MUMBAI: As Mumbai once again gets flooded due to heavy rains, Maharashtra environment minister Aaditya Thackeray on Wednesday said climate change has become a real thing and stressed on undertaking mitigation measures as part of a larger action plan to deal with the phenomenon.
He visited the headquarters of the BMC, controlled by his party Shiv Sena, to take stock of the situation after overnight torrential rains flooded parts of Mumbai and disrupted rail and road traffic on Wednesday in what has become an annual occurrence during the monsoon.

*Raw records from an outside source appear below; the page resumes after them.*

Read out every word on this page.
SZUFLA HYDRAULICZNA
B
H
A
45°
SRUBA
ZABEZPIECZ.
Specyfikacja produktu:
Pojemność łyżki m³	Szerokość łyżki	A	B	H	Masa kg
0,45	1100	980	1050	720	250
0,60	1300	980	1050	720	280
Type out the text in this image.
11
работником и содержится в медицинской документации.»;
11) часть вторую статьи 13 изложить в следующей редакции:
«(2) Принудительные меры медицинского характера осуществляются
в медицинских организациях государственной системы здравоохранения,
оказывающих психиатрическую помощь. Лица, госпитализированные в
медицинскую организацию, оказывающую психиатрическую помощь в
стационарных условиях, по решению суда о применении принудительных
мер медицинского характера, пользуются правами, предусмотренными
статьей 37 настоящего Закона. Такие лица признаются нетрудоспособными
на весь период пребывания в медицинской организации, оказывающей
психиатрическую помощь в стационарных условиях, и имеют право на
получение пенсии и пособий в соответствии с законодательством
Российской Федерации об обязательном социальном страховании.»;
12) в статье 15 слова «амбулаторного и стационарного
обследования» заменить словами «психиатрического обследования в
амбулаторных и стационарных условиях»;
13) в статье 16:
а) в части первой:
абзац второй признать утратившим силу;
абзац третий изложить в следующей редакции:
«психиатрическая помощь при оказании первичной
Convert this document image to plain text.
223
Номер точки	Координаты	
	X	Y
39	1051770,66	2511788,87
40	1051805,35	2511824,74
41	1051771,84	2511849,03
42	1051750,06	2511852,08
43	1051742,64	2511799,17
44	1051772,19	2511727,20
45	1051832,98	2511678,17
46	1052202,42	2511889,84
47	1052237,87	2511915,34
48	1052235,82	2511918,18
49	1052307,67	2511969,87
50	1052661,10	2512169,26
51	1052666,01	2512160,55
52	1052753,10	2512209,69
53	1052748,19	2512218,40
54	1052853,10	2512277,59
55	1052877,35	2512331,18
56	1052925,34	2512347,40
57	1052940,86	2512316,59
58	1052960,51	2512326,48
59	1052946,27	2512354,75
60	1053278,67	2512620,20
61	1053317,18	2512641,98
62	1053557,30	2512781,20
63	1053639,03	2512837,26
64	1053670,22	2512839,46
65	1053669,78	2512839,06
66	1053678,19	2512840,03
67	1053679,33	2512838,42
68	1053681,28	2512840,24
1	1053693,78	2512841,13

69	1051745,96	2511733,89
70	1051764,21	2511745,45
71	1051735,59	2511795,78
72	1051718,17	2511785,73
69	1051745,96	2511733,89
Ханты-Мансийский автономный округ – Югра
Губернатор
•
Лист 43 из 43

In a series of tweets, Thackeray said parts of Mumbai have received over 83 per cent of the annual normal September rainfall in less than 12 hours.
"Flood water pumped out=1 Tulsi lake (reservoir supplying water to Mumbai," he tweeted.
"However, 15 years on, with more climate change and increasing extreme weather events, and as we await final clearances on Mahul and Mogra Nallah pumping stations, we have begun to look at creating underground flood control tanks and rain water percolation systems," he wrote on the micro- blogging site.
The minister said hehad requested civic officials to work actively and expeditiously on underground flood control tanks as extreme rainfall events increase every year, breaking records of the past few decades.
"Extreme weather events now arent rare anymore. Climate change is a real thing. We've seen record break temperatures, rainfall, storms, droughts and floods in our country over the past few years," said Thackeray, who also holds the tourism portfolio.
Visited the @mybmc HQ today to take stock of the situation after the torrential rains that lashed the city over the last night.— Aaditya Thackeray (@AUThackeray) September 23, 2020
Parts of Mumbai have received over 83% of the annual normal September rainfall in less than 12 hours.
flood water pumped out= 1 Tulsi lake pic.twitter.com/9HbDCv06MA
"We need to act on climate change mitigation and action as a larger action plan."
The 2005 cloud burst (in Mumbai) resulted in the BRIMSTOWAD project of pumping stations and increasing storm water drain capacity to 50mm/hour.
"This brings back our coastal city back to normal within a few hours of extreme rainfall. Today we pumped out a volume equal to Tulsi lake," he said.
The Brihanmumbai Storm Water Disposal (BRIMSTOWAD) project was started after the 2005 deluge to overhaul Mumbais decades-old drains.